Since its IPO, Arm Holdings (NASDAQ:ARM) shares have declined by 12%. This raises the question of whether it is an attractive entry point to build a position in this artificial intelligence (AI) play.
Background
Considered the biggest IPO of the year, shares of ARM Holdings began trading on the Nasdaq stock exchange on 14 September.
The company has also previously traded publicly, before being acquired by SoftBank in 2016.
There was a lot of hype around the share offering, with many seeing huge potential going forward. Just ask Nvidia, one of the largest companies in the world. It tried to buy Arm Holdings last year, but ultimately failed due to regulatory issues.
Valuation
Upon the IPO, Arm Holdings was initially valued at over $60bn.

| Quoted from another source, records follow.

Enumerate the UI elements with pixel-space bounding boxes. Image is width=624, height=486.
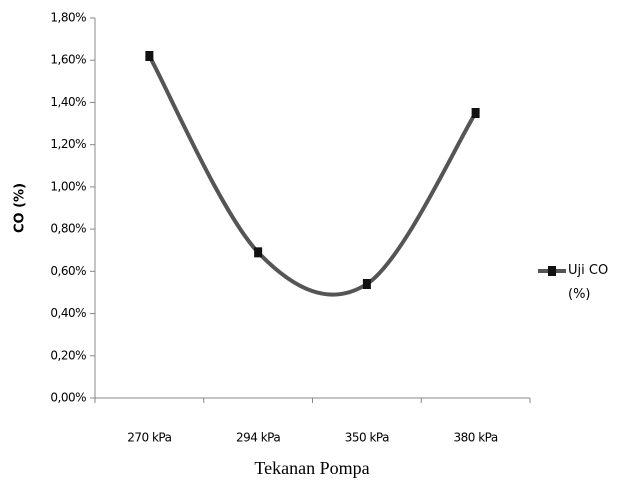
- y-tick-label: 0,80%: [50, 222, 86, 236]
- line: [147, 55, 478, 297]
- marker: [362, 279, 371, 289]
- x-tick-label: 350 kPa: [345, 431, 389, 445]
- marker: [254, 247, 263, 258]
- y-tick-label: 0,60%: [50, 264, 86, 278]
- marker: [145, 51, 154, 61]
- y-tick-label: 0,00%: [50, 391, 86, 405]
- x-tick-label: 294 kPa: [236, 431, 280, 445]
- x-tick-label: 380 kPa: [454, 431, 498, 445]
- x-axis-label: Tekanan Pompa: [254, 458, 369, 478]
- y-tick-label: 0,40%: [50, 306, 86, 320]
- y-tick-label: 0,20%: [50, 348, 86, 362]
- x-tick-label: 270 kPa: [127, 431, 171, 445]
- y-tick-label: 1,00%: [50, 179, 86, 193]
- legend-label: Uji CO (%): [568, 263, 609, 302]
- y-tick-label: 1,20%: [50, 137, 86, 151]
- y-axis-label: CO (%): [13, 183, 28, 233]
- legend-marker: [548, 266, 556, 276]
- y-tick-label: 1,40%: [50, 95, 86, 109]
- y-tick-label: 1,60%: [50, 53, 86, 67]
- marker: [471, 108, 480, 118]
- y-tick-label: 1,80%: [50, 11, 86, 25]
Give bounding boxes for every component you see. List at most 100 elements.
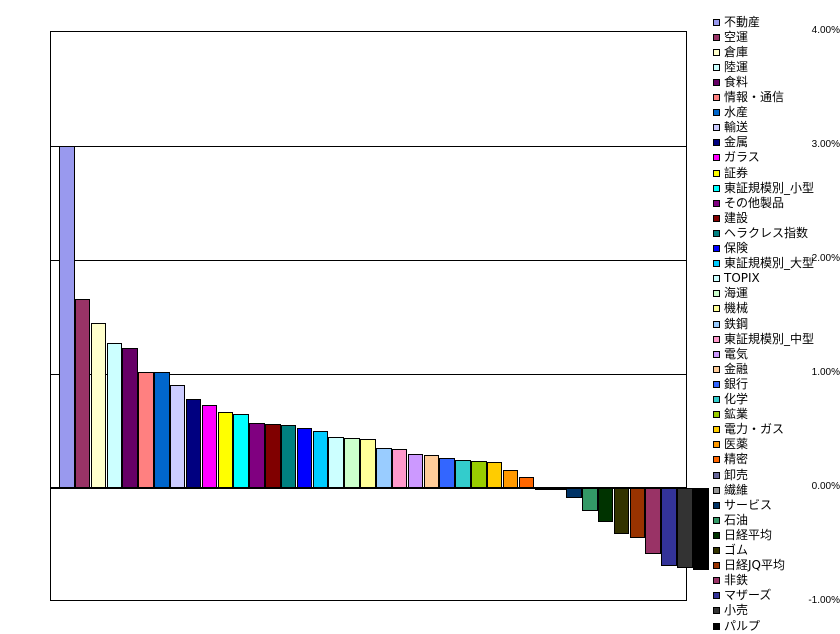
- bar: [471, 460, 487, 488]
- legend-item[interactable]: 卸売: [713, 467, 748, 483]
- bar: [439, 458, 455, 488]
- legend-item[interactable]: 銀行: [713, 376, 748, 392]
- legend-swatch-icon: [713, 320, 720, 328]
- bar: [122, 347, 138, 488]
- legend-item-label: 輸送: [724, 120, 749, 135]
- legend-swatch-icon: [713, 275, 720, 283]
- legend-item[interactable]: 電気: [713, 346, 748, 362]
- legend-swatch-icon: [713, 622, 720, 630]
- legend-item[interactable]: その他製品: [713, 195, 784, 211]
- legend-item[interactable]: 建設: [713, 210, 748, 226]
- legend-item-label: サービス: [724, 497, 773, 512]
- legend-item[interactable]: 東証規模別_大型: [713, 256, 814, 272]
- legend-item-label: 非鉄: [724, 573, 749, 588]
- legend-item[interactable]: サービス: [713, 497, 772, 513]
- legend-swatch-icon: [713, 94, 720, 101]
- legend-item[interactable]: 電力・ガス: [713, 422, 784, 438]
- bar: [106, 343, 123, 488]
- bar: [154, 371, 170, 488]
- legend-swatch-icon: [713, 471, 720, 479]
- legend-swatch-icon: [713, 335, 720, 343]
- legend-item[interactable]: TOPIX: [713, 271, 760, 287]
- legend-item-label: 情報・通信: [724, 90, 785, 104]
- legend-swatch-icon: [713, 229, 720, 237]
- bar: [217, 411, 233, 488]
- legend-item[interactable]: 精密: [713, 452, 748, 468]
- legend-item[interactable]: 輸送: [713, 120, 748, 136]
- legend-item[interactable]: 小売: [713, 603, 748, 619]
- legend-item[interactable]: 空運: [713, 29, 748, 45]
- legend-item[interactable]: 石油: [713, 512, 748, 528]
- legend-item-label: 日経平均: [724, 527, 773, 542]
- bar: [597, 488, 614, 523]
- legend-item[interactable]: マザーズ: [713, 588, 771, 604]
- legend-item[interactable]: 鉱業: [713, 407, 748, 423]
- legend-item[interactable]: 日経JQ平均: [713, 558, 785, 574]
- legend-item[interactable]: 倉庫: [713, 44, 748, 60]
- legend-item[interactable]: ヘラクレス指数: [713, 225, 808, 241]
- legend-item[interactable]: 繊維: [713, 482, 748, 498]
- legend-item[interactable]: 機械: [713, 301, 748, 317]
- legend-item[interactable]: ゴム: [713, 543, 748, 559]
- bar: [566, 488, 582, 499]
- legend-item[interactable]: 鉄鋼: [713, 316, 748, 332]
- legend-item[interactable]: 医薬: [713, 437, 748, 453]
- legend-item[interactable]: 東証規模別_中型: [713, 331, 814, 347]
- legend-item-label: その他製品: [724, 195, 785, 210]
- legend-swatch-icon: [713, 365, 720, 373]
- legend-swatch-icon: [713, 396, 720, 403]
- zero-axis-line: [51, 487, 686, 489]
- legend-item[interactable]: 不動産: [713, 14, 760, 30]
- legend-swatch-icon: [713, 531, 720, 539]
- legend-swatch-icon: [713, 456, 720, 464]
- bar: [613, 488, 630, 534]
- bar: [534, 488, 550, 490]
- bar: [249, 423, 265, 488]
- legend-item[interactable]: 金融: [713, 361, 748, 377]
- bar: [582, 488, 598, 511]
- legend-item[interactable]: 海運: [713, 286, 748, 302]
- legend-swatch-icon: [713, 199, 720, 207]
- legend-swatch-icon: [713, 501, 720, 509]
- legend-item[interactable]: 日経平均: [713, 527, 772, 543]
- legend-swatch-icon: [713, 245, 720, 252]
- bar: [90, 322, 107, 488]
- bar: [185, 399, 202, 488]
- legend-item-label: 鉄鋼: [724, 316, 749, 331]
- legend-item[interactable]: 金属: [713, 135, 748, 151]
- legend-swatch-icon: [713, 577, 720, 585]
- legend-item-label: 陸運: [724, 59, 749, 74]
- legend-item[interactable]: 情報・通信: [713, 90, 784, 106]
- legend-item-label: 卸売: [724, 467, 749, 482]
- legend-swatch-icon: [713, 260, 720, 268]
- bar: [391, 449, 408, 488]
- legend-item[interactable]: 陸運: [713, 59, 748, 75]
- y-axis-tick-label: -1.00%: [808, 595, 840, 606]
- bar: [629, 488, 646, 539]
- legend-item[interactable]: 水産: [713, 105, 748, 121]
- legend-item-label: 東証規模別_中型: [724, 331, 815, 346]
- legend-item[interactable]: 食料: [713, 74, 748, 90]
- legend-item[interactable]: 化学: [713, 392, 748, 408]
- bar: [376, 448, 392, 488]
- legend-swatch-icon: [713, 139, 720, 147]
- legend-item[interactable]: 東証規模別_小型: [713, 180, 814, 196]
- legend-item-label: 日経JQ平均: [724, 558, 785, 573]
- legend-item-label: 電気: [724, 346, 749, 361]
- bar: [360, 438, 376, 488]
- legend-item[interactable]: パルプ: [713, 618, 760, 634]
- legend-swatch-icon: [713, 33, 720, 41]
- legend-item[interactable]: 非鉄: [713, 573, 748, 589]
- bar: [233, 413, 249, 488]
- bar-series: [51, 32, 709, 600]
- legend-item[interactable]: 証券: [713, 165, 748, 181]
- legend-item[interactable]: ガラス: [713, 150, 760, 166]
- y-axis-tick-label: 1.00%: [811, 367, 840, 378]
- legend-item-label: マザーズ: [724, 588, 772, 603]
- legend-item-label: 石油: [724, 512, 749, 527]
- legend-item[interactable]: 保険: [713, 241, 748, 257]
- legend-swatch-icon: [713, 562, 720, 570]
- bar: [201, 404, 218, 488]
- bar: [296, 427, 313, 488]
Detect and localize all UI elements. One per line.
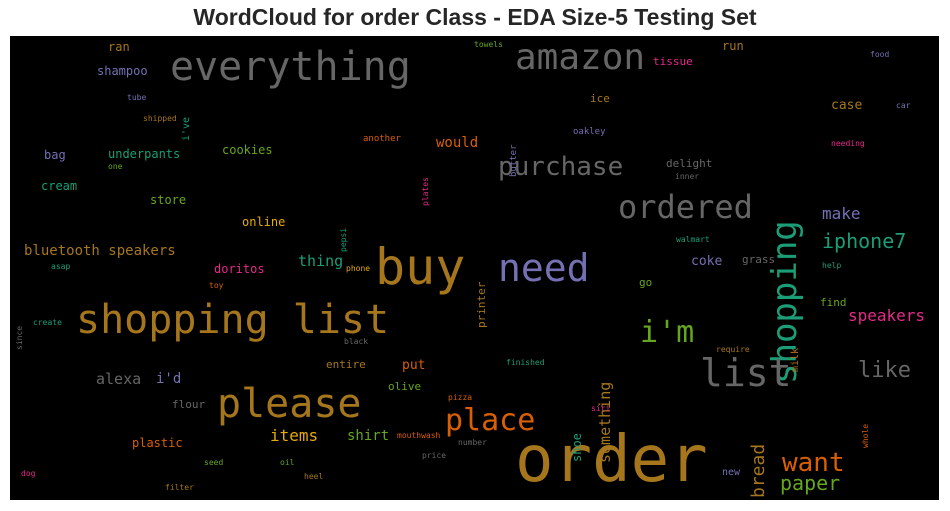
word-cookies: cookies — [222, 143, 273, 157]
word-make: make — [822, 204, 861, 223]
word-items: items — [270, 426, 319, 445]
word-want: want — [782, 448, 845, 478]
word-run: run — [722, 39, 744, 53]
word-ice: ice — [590, 92, 610, 105]
word-like: like — [858, 358, 911, 383]
word-would: would — [436, 135, 479, 151]
word-entire: entire — [326, 358, 366, 371]
word-bluetooth-speakers: bluetooth speakers — [24, 243, 176, 259]
word-shopping-list: shopping list — [76, 297, 390, 343]
word-coke: coke — [691, 254, 723, 269]
word-list: list — [700, 351, 792, 395]
word-pepsi: pepsi — [339, 227, 348, 252]
word-inner: inner — [675, 172, 700, 181]
word-needing: needing — [831, 139, 865, 148]
word-car: car — [896, 101, 911, 110]
word-online: online — [242, 215, 286, 229]
word-purchase: purchase — [498, 152, 624, 182]
word-whole: whole — [861, 423, 870, 448]
word-olive: olive — [388, 380, 422, 393]
word-bread: bread — [748, 443, 769, 498]
word-since: since — [15, 325, 24, 350]
word-alexa: alexa — [96, 370, 142, 388]
word-bag: bag — [44, 148, 66, 162]
word-new: new — [722, 467, 741, 478]
word-flour: flour — [172, 398, 206, 411]
word-buy: buy — [375, 238, 466, 296]
word-finished: finished — [506, 358, 545, 367]
word-something: something — [596, 381, 614, 463]
word-ordered: ordered — [618, 188, 753, 226]
word-filter: filter — [165, 483, 194, 492]
word-grass: grass — [742, 253, 776, 266]
word-tissue: tissue — [653, 55, 693, 68]
word-order: order — [515, 423, 708, 497]
word-thing: thing — [298, 252, 344, 270]
word-plates: plates — [421, 176, 430, 206]
word-pizza: pizza — [448, 393, 473, 402]
word-doritos: doritos — [214, 262, 265, 276]
word-iphone7: iphone7 — [822, 229, 907, 253]
word-dog: dog — [21, 469, 36, 478]
word-price: price — [422, 451, 447, 460]
word-food: food — [870, 50, 890, 59]
word-asap: asap — [51, 262, 71, 271]
word-siri: siri — [591, 404, 611, 413]
word-go: go — [639, 276, 653, 289]
word-toy: toy — [209, 281, 224, 290]
chart-title: WordCloud for order Class - EDA Size-5 T… — [193, 4, 757, 30]
word-i-d: i'd — [156, 371, 182, 387]
word-please: please — [217, 381, 362, 427]
word-store: store — [150, 193, 187, 207]
word-shipped: shipped — [143, 114, 177, 123]
word-require: require — [716, 345, 750, 354]
word-everything: everything — [170, 44, 411, 90]
word-cream: cream — [41, 179, 78, 193]
word-towels: towels — [474, 40, 503, 49]
word-put: put — [402, 358, 426, 373]
word-help: help — [822, 261, 842, 270]
word-speakers: speakers — [848, 306, 926, 325]
word-place: place — [445, 403, 536, 438]
word-shoe: shoe — [570, 432, 584, 462]
word-underpants: underpants — [108, 147, 181, 161]
word-shampoo: shampoo — [97, 64, 148, 78]
word-butter: butter — [509, 144, 519, 178]
word-walmart: walmart — [676, 235, 710, 244]
word-phone: phone — [346, 264, 371, 273]
word-paper: paper — [780, 471, 841, 495]
word-amazon: amazon — [515, 37, 646, 78]
word-seed: seed — [204, 458, 224, 467]
word-plastic: plastic — [132, 436, 183, 450]
word-i-ve: i've — [181, 116, 192, 141]
wordcloud-canvas: order shopping list buy everything need pleas… — [10, 36, 939, 500]
word-oakley: oakley — [573, 127, 606, 137]
word-black: black — [344, 337, 369, 346]
word-printer: printer — [475, 281, 488, 329]
word-another: another — [363, 134, 401, 144]
word-number: number — [458, 438, 487, 447]
word-one: one — [108, 162, 123, 171]
word-shirt: shirt — [347, 428, 390, 444]
word-find: find — [820, 296, 847, 309]
word-need: need — [498, 246, 590, 290]
word-case: case — [831, 98, 863, 113]
word-delight: delight — [666, 157, 713, 170]
word-i-m: i'm — [640, 315, 695, 350]
word-milk: milk — [790, 347, 801, 372]
word-tube: tube — [127, 93, 147, 102]
word-create: create — [33, 318, 62, 327]
word-mouthwash: mouthwash — [397, 431, 441, 440]
word-heel: heel — [304, 472, 324, 481]
word-oil: oil — [280, 458, 295, 467]
word-ran: ran — [108, 40, 130, 54]
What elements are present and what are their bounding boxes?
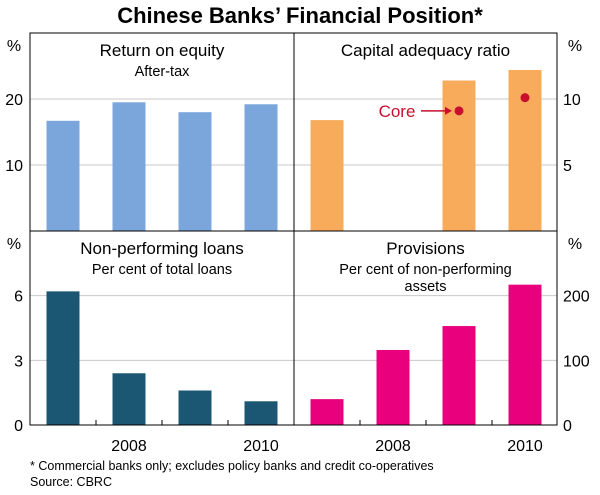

It has since pulled back closer to $54bn.
Even after this fall in market capitalisation, this is pretty lofty for a company with only $2.66bn of revenue and $404m of profit in the past 12 months.
For me, this is too expensive, especially when I take into account the year-on-year growth it has experienced over the same period. Revenue and earnings declined by 2.5% and 53.3% respectively.
Its prospects in AI
Traditionally, this British chipmaker is focused on developing and designing computer processing units (CPUs).
It is very successful in this field. So much so, that you will find its architecture in 99% of smartphones around the world. This makes Arm Holdings a very important company.
It’s not just focused on smartphones though. It has a strong foothold in the automotive sector with a 41% market share.
However, a lot of the optimism around Arm Holdings comes from its prospects in the world of AI, as opposed to its established business.
This arises from the expectation of rapid growth in cloud computing. Companies such as Nvidia employ Arm Holdings architecture to make data processing units (DPUs). DPUs are described as a new class of programmable processor that improves the performance of applications for AI and machine learning.
Scepticism
After researching Arm Holdings though, I don’t believe it’s as involved in the AI world as it’s made out to be. It’s more involved as a supplier to other companies in the AI space.
It seems like prominent tech investor, Cathie Wood, agrees with me. She stated on CNBC’s Squawk Box Europe that there “might be a little bit too much emphasis on AI” with respect to Arm Holdings.
As a result of the misunderstood role it plays in the AI world, I believe it’s valued sky-high like Nvidia. However, Arm Holdings isn’t experiencing the same level of growth.
In fact, if you look at overall revenue, growth has flatlined.
Therefore, I am planning on staying far away from Arm Holdings shares for the time being.